That’s not true. It was just last year that some of the Ryzen 7000 models were burning themselves

I think he was referring to "back-in-the-day" when Athlons, unlike the competing Pentium 3 and 4 CPUs of the day, didn't have any thermal protections and would literally go up in smoke if you ran them without cooling.

https://www.youtube.com/watch?v=yRn8ri9tKf8

[–] RdVortex@lemmy.world 3 points 3 months ago* (last edited 3 months ago)

Some motherboards did have overheating protection back then though. Personally I had my Athlon XP computer randomly shut down several times back then, because the system had some issue, where fans would randomly start slowing down and eventually completely stop. This then triggered overheat protection of the motherboard, which simply cut the power as soon as the temperature was too hight.
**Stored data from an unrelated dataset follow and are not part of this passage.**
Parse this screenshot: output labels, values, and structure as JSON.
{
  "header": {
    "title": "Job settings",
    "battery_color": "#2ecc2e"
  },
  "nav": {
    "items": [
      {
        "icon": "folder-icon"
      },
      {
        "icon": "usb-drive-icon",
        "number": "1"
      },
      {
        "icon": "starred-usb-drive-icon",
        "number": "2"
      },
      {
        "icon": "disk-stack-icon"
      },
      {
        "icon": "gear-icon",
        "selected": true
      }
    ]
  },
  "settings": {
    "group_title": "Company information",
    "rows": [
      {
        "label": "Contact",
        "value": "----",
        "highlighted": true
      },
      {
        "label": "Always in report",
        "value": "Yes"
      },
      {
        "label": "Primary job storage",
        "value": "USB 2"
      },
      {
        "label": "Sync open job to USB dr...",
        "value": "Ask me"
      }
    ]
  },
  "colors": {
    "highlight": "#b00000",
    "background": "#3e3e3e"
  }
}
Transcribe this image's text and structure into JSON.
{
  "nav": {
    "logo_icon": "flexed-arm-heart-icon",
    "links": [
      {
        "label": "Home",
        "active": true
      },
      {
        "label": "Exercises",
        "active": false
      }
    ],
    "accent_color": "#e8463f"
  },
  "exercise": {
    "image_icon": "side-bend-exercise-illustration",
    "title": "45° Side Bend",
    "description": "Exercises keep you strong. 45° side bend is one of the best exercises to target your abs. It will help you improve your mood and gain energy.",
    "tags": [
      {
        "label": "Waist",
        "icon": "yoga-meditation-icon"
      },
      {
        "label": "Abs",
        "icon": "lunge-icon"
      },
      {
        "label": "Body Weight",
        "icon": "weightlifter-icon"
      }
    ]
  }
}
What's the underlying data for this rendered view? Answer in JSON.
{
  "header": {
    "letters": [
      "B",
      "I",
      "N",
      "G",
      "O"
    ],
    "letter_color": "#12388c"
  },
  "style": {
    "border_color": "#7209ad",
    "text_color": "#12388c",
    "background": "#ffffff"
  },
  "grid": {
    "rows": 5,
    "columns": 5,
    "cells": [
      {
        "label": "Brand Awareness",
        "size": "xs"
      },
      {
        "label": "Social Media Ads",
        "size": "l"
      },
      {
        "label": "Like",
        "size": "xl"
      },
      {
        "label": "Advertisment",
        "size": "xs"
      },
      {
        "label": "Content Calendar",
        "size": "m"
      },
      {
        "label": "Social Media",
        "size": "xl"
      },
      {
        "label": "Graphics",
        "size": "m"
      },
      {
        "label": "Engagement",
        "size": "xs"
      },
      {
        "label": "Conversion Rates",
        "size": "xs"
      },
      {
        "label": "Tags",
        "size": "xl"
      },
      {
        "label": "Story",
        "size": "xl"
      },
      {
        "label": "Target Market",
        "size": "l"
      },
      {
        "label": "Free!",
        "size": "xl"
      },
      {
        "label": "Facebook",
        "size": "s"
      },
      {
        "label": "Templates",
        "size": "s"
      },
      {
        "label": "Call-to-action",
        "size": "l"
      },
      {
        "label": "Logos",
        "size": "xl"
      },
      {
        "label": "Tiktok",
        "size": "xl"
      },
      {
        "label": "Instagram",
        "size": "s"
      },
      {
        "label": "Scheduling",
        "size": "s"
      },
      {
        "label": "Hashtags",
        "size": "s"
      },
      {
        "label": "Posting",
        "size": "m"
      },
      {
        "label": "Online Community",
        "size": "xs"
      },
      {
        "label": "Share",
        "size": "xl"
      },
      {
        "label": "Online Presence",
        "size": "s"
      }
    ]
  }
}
[–] mox@lemmy.sdf.org 3 points 3 months ago (1 children)

When I started using computers, I wasn't aware of any thermal protections in popular CPUs. Do you happen to know when they first appeared in Intel chips?

[–] SpaceCadet@feddit.nl 3 points 3 months ago

Pentium 2 and 3 had rudimentary protection. They would simply shutdown if they got too hot. Pentium 4 was the first one that would throttle down clock speeds.

Anything before that didn't have any protection as far as I'm aware.